Kendi kendine çalışma zamanı, tüm sınıf bir karmaşa içindeydi. Birbirleriyle konuşuyorlar, şakalaşıyorlar, bazı öğrenciler sınıfın arka tarafında top oynuyorlardı. Tıpkı bir yiyecek pazarı gibi gerçekten canlı ve gürültülüydü.
You Qi vücudunu çevirdi ve Bai Luo Yin’e “Cuma günü benimle eve gel!” diye fısıldadı.
“Seninle eve mi? Tianjin’e mi?”
You Qi başını salladı, “Evet, anneme hep senden bahsediyorum, seni görmeyi çok istiyor.”
You Qi’nin annesini gören Bai Luo Yin bu durumdan oldukça rahatsız oldu ve kendisinin ebeveynleri tarafından sevilecek biri olmadığını hissetti. 30-40 yaş civarındaki tüm orta yaşlı insanlar gerçekten iyimser, canlı, neşeli ve her şeyi yapabilen kişilerden hoşlanırdı. O bu konularda pek iyi değildi, genellikle sınıf arkadaşlarının evine gittiğinde soğuk bir yüz ifadesiyle orada otururdu. Onu tanımayanlar, bir borç ödeme talebinin ortasında olduğuna inanabilirdi!

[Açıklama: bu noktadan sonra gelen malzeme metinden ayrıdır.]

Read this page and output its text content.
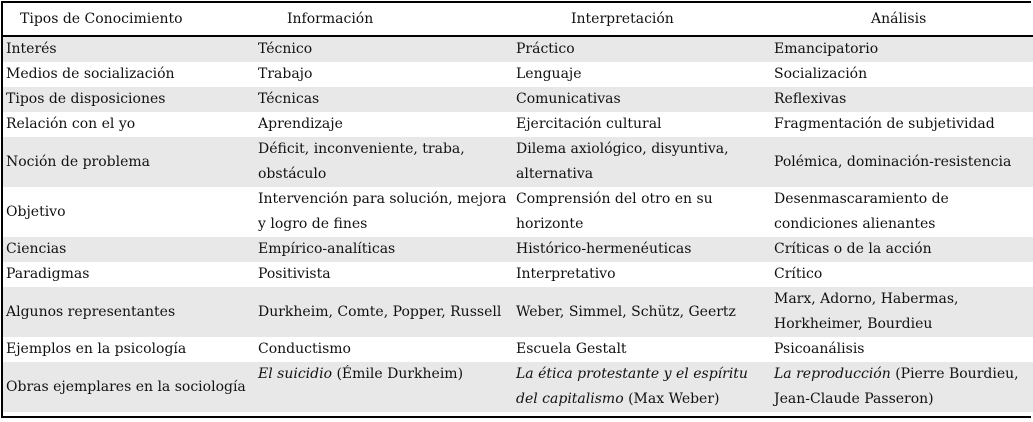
Tipos de Conocimiento	Información	Interpretación	Análisis
Interés	Técnico	Práctico	Emancipatorio
Medios de socialización	Trabajo	Lenguaje	Socialización
Tipos de disposiciones	Técnicas	Comunicativas	Reflexivas
Relación con el yo	Aprendizaje	Ejercitación cultural	Fragmentación de subjetividad
Noción de problema	Déficit, inconveniente, traba, obstáculo	Dilema axiológico, disyuntiva, alternativa	Polémica, dominación-resistencia
Objetivo	Intervención para solución, mejora y logro de fines	Comprensión del otro en su horizonte	Desenmascaramiento de condiciones alienantes
Ciencias	Empírico-analíticas	Histórico-hermenéuticas	Críticas o de la acción
Paradigmas	Positivista	Interpretativo	Crítico
Algunos representantes	Durkheim, Comte, Popper, Russell	Weber, Simmel, Schütz, Geertz	Marx, Adorno, Habermas, Horkheimer, Bourdieu
Ejemplos en la psicología	Conductismo	Escuela Gestalt	Psicoanálisis
Obras ejemplares en la sociología	El suicidio (Émile Durkheim)	La ética protestante y el espíritu del capitalismo (Max Weber)	La reproducción (Pierre Bourdieu, Jean-Claude Passeron)
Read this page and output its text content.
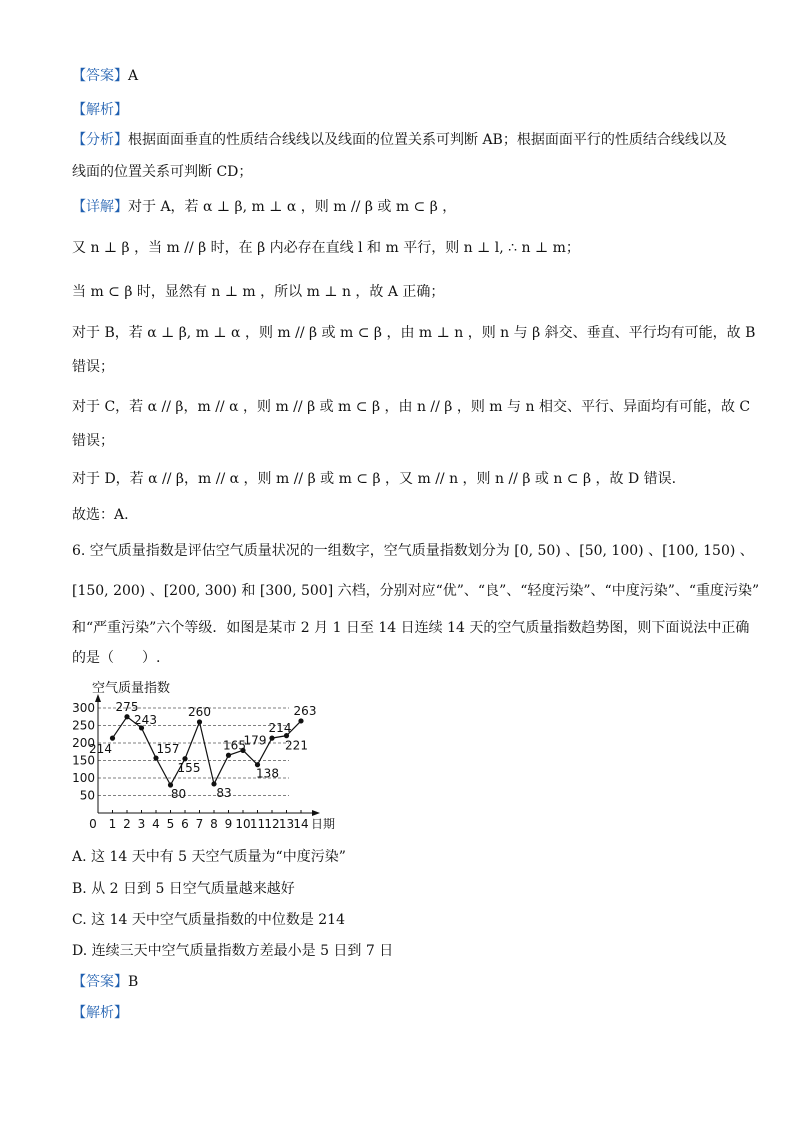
【答案】A
【解析】
【分析】根据面面垂直的性质结合线线以及线面的位置关系可判断 AB；根据面面平行的性质结合线线以及
线面的位置关系可判断 CD；
【详解】对于 A，若 α ⊥ β, m ⊥ α ，则 m // β 或 m ⊂ β ，
又 n ⊥ β ，当 m // β 时，在 β 内必存在直线 l 和 m 平行，则 n ⊥ l, ∴ n ⊥ m；
当 m ⊂ β 时，显然有 n ⊥ m ，所以 m ⊥ n ，故 A 正确；
对于 B，若 α ⊥ β, m ⊥ α ，则 m // β 或 m ⊂ β ，由 m ⊥ n ，则 n 与 β 斜交、垂直、平行均有可能，故 B
错误；
对于 C，若 α // β，m // α ，则 m // β 或 m ⊂ β ，由 n // β ，则 m 与 n 相交、平行、异面均有可能，故 C
错误；
对于 D，若 α // β，m // α ，则 m // β 或 m ⊂ β ，又 m // n ，则 n // β 或 n ⊂ β ，故 D 错误.
故选：A.
6. 空气质量指数是评估空气质量状况的一组数字，空气质量指数划分为 [0, 50) 、[50, 100) 、[100, 150) 、
[150, 200) 、[200, 300) 和 [300, 500] 六档，分别对应“优”、“良”、“轻度污染”、“中度污染”、“重度污染”
和“严重污染”六个等级．如图是某市 2 月 1 日至 14 日连续 14 天的空气质量指数趋势图，则下面说法中正确
的是（　　）.
空气质量指数
50
100
150
200
250
300
0 1 2 3 4 5 6 7 8 9 10 11 12 13 14 日期
214
275
243
157
80
155
260
83
165
179
138
214
221
263
A. 这 14 天中有 5 天空气质量为“中度污染”
B. 从 2 日到 5 日空气质量越来越好
C. 这 14 天中空气质量指数的中位数是 214
D. 连续三天中空气质量指数方差最小是 5 日到 7 日
【答案】B
【解析】
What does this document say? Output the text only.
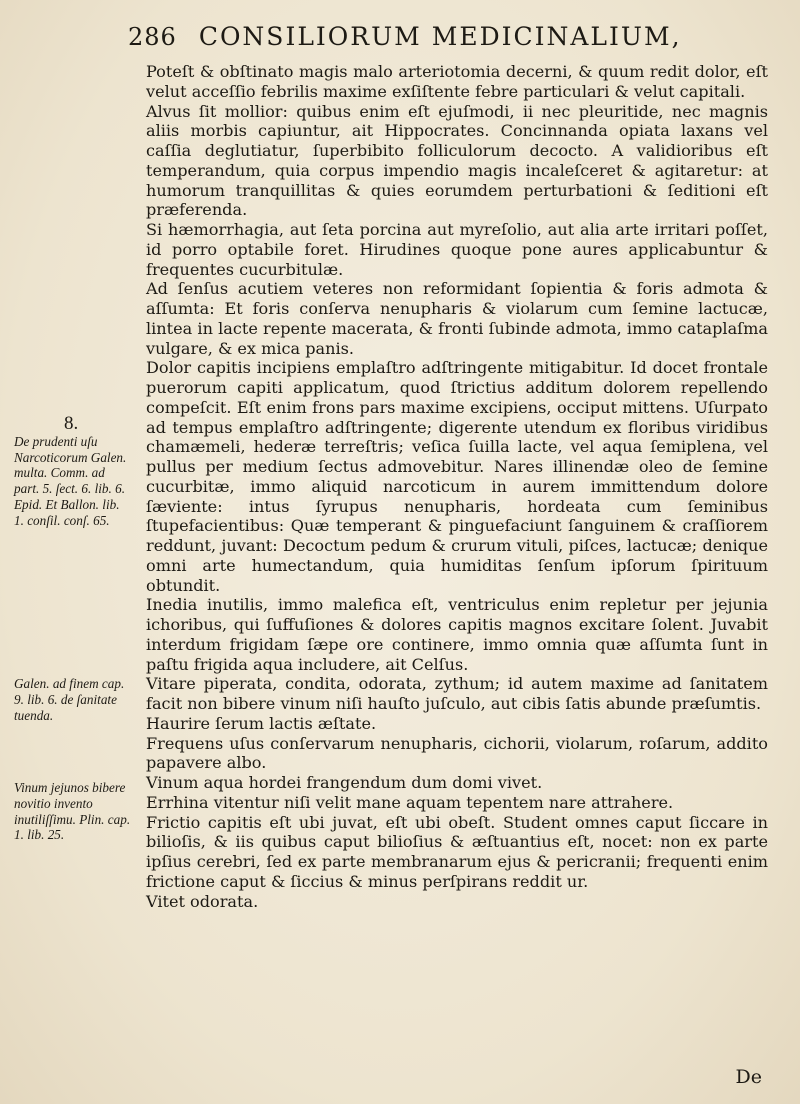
286 CONSILIORUM MEDICINALIUM,

Poteſt & obſtinato magis malo arteriotomia decerni, & quum redit dolor, eſt velut acceſſio febrilis maxime exſiſtente febre particulari & velut capitali.

Alvus ſit mollior: quibus enim eſt ejuſmodi, ii nec pleuritide, nec magnis aliis morbis capiuntur, ait Hippocrates. Concinnanda opiata laxans vel caſſia deglutiatur, ſuperbibito folliculorum decocto. A validioribus eſt temperandum, quia corpus impendio magis incaleſceret & agitaretur: at humorum tranquillitas & quies eorumdem perturbationi & ſeditioni eſt præferenda.

Si hæmorrhagia, aut ſeta porcina aut myreſolio, aut alia arte irritari poſſet, id porro optabile foret. Hirudines quoque pone aures applicabuntur & frequentes cucurbitulæ.

Ad ſenſus acutiem veteres non reformidant ſopientia & foris admota & aſſumta: Et foris conſerva nenupharis & violarum cum ſemine lactucæ, lintea in lacte repente macerata, & fronti ſubinde admota, immo cataplaſma vulgare, & ex mica panis.

Dolor capitis incipiens emplaſtro adſtringente mitigabitur. Id docet frontale puerorum capiti applicatum, quod ſtrictius additum dolorem repellendo compeſcit. Eſt enim frons pars maxime excipiens, occiput mittens. Uſurpato ad tempus emplaſtro adſtringente; digerente utendum ex floribus viridibus chamæmeli, hederæ terreſtris; veſica ſuilla lacte, vel aqua ſemiplena, vel pullus per medium ſectus admovebitur. Nares illinendæ oleo de ſemine cucurbitæ, immo aliquid narcoticum in aurem immittendum dolore ſæviente: intus ſyrupus nenupharis, hordeata cum ſeminibus ſtupefacientibus: Quæ temperant & pinguefaciunt ſanguinem & craſſiorem reddunt, juvant: Decoctum pedum & crurum vituli, piſces, lactucæ; denique omni arte humectandum, quia humiditas ſenſum ipſorum ſpirituum obtundit.

Inedia inutilis, immo malefica eſt, ventriculus enim repletur per jejunia ichoribus, qui ſuffuſiones & dolores capitis magnos excitare ſolent. Juvabit interdum frigidam ſæpe ore continere, immo omnia quæ aſſumta ſunt in paſtu frigida aqua includere, ait Celſus.

Vitare piperata, condita, odorata, zythum; id autem maxime ad ſanitatem facit non bibere vinum niſi hauſto juſculo, aut cibis ſatis abunde præſumtis.

Haurire ſerum lactis æſtate.

Frequens uſus conſervarum nenupharis, cichorii, violarum, roſarum, addito papavere albo.

Vinum aqua hordei frangendum dum domi vivet.

Errhina vitentur niſi velit mane aquam tepentem nare attrahere.

Frictio capitis eſt ubi juvat, eſt ubi obeſt. Student omnes caput ſiccare in bilioſis, & iis quibus caput bilioſius & æſtuantius eſt, nocet: non ex parte ipſius cerebri, ſed ex parte membranarum ejus & pericranii; frequenti enim frictione caput & ſiccius & minus perſpirans reddit ur.

Vitet odorata.

8.
De prudenti uſu Narcoticorum Galen. multa. Comm. ad part. 5. ſect. 6. lib. 6. Epid. Et Ballon. lib. 1. conſil. conſ. 65.
Galen. ad finem cap. 9. lib. 6. de ſanitate tuenda.
Vinum jejunos bibere novitio invento inutiliſſimu. Plin. cap. 1. lib. 25.
De
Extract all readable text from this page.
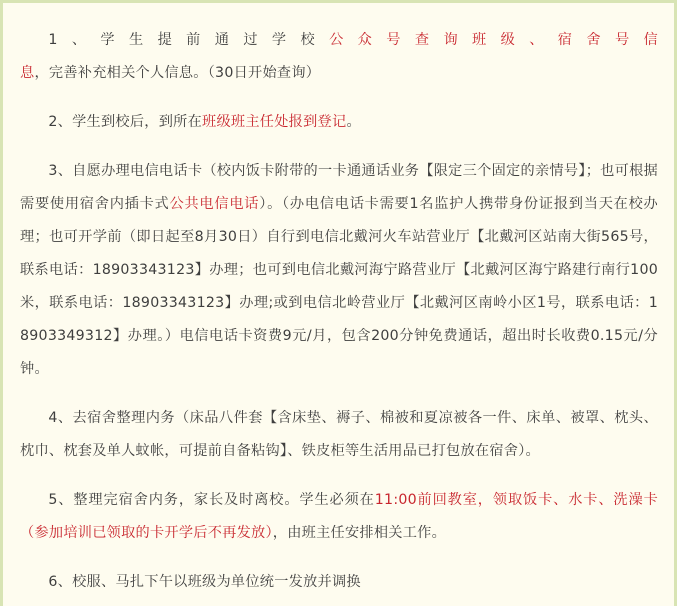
1、学生提前通过学校公众号查询班级、宿舍号信息，完善补充相关个人信息。（30日开始查询）

2、学生到校后，到所在班级班主任处报到登记。

3、自愿办理电信电话卡（校内饭卡附带的一卡通通话业务【限定三个固定的亲情号】；也可根据需要使用宿舍内插卡式公共电信电话）。（办电信电话卡需要1名监护人携带身份证报到当天在校办理；也可开学前（即日起至8月30日）自行到电信北戴河火车站营业厅【北戴河区站南大街565号，联系电话：18903343123】办理；也可到电信北戴河海宁路营业厅【北戴河区海宁路建行南行100米，联系电话：18903343123】办理;或到电信北岭营业厅【北戴河区南岭小区1号，联系电话：18903349312】办理。）电信电话卡资费9元/月，包含200分钟免费通话，超出时长收费0.15元/分钟。

4、去宿舍整理内务（床品八件套【含床垫、褥子、棉被和夏凉被各一件、床单、被罩、枕头、枕巾、枕套及单人蚊帐，可提前自备粘钩】、铁皮柜等生活用品已打包放在宿舍）。

5、整理完宿舍内务，家长及时离校。学生必须在11:00前回教室，领取饭卡、水卡、洗澡卡（参加培训已领取的卡开学后不再发放），由班主任安排相关工作。

6、校服、马扎下午以班级为单位统一发放并调换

“Gerek yok! Bugünlerde annen ortalıkta yoksa birkaç günlüğüne oraya gideceğim.”
“Yapma böyle!” You Qi’nin yakışıklı yüzünde bir aciliyet hissi belirdi, “Annem seni görmek istediği için seni davet ettim.”
Bai Luo Yin bu “anne” kelimesini duyduğunda başının ağrıdığını hissetti.
“Annemin pişirdiği yemeklerin tadı gerçekten çok güzel.”
Bu tek “yemek” kelimesini duyduğunda biraz ilgisini çekti.
Gu Hai, Bai Luo Yin’in sırtına vurdu.
Bai Luo Yin başını çevirdi, “Neyin var?”
Kıskanç Gu, “Cumartesi günü birlikte mobilya mağazasına gidelim!” dedi.
“Mobilya mağazası mı? Ne için?” Bai Luo Yin’in yüzünde şaşkın bir ifade vardı.
Gu Hai kaşlarını kaldırdı, “Yeni evimin hala bir sürü mobilyaya ihtiyacı var, bir sürü boş alan var, daha önce görmüştün değil mi?”
“O zaman tek başına git, neden benden seninle gelmemi istedin?”
O evde birlikte yaşamayacak mıyız?… Gu Hai bu sözleri söylemeye cesaret edemedi, bunu söylerse Bai Luo Yin’in onunla daha fazla gitmek istemeyeceğinden korkuyordu.
“Güzel gözlerin var, benimle gelirsen mutlu olurum.”
Gu Hai’nin zorba bakışları Bai Luo Yin’in kalbini korkuttu, içindeki yaygara ve ima tamamen açıktı: eğer onun evine gitmeye cesaret edersen, kesinlikle ona çok zor anlar yaşatırım!
Aslına bakarsanız, Bai Luo Yin zaten You Qi’yi reddetmeyi düşünüyordu, ancak bu şekilde You Qi kesinlikle üzülecekti.
“Geçen hafta eve gittiğimde anneme söyledim ve o da senin için bir sürü yemek hazırladı.”
Bai Luo Yin You Qi’ye karşı üzgün hissetti, “O zaman şöyle yapalım, teyzem için bir hediye alacağım, lütfen ona vermeme yardım et ve kış tatilinde zamanım olursa kesinlikle senin evine gideceğimi söyle.”
You Qi hiçbir şey söylemedi.
Dersten sonra Yang Meng çekmecesinden bir paket küçük rakun eriştesi çıkardı ve yüksek sesle çiğnemeye başladı. Birden arka kapıdan gelen yüksek sesli bir bağırış duydu, bu onu korkuttu ve elinin titremesine neden oldu, hazır eriştesi parçalara ayrıldı.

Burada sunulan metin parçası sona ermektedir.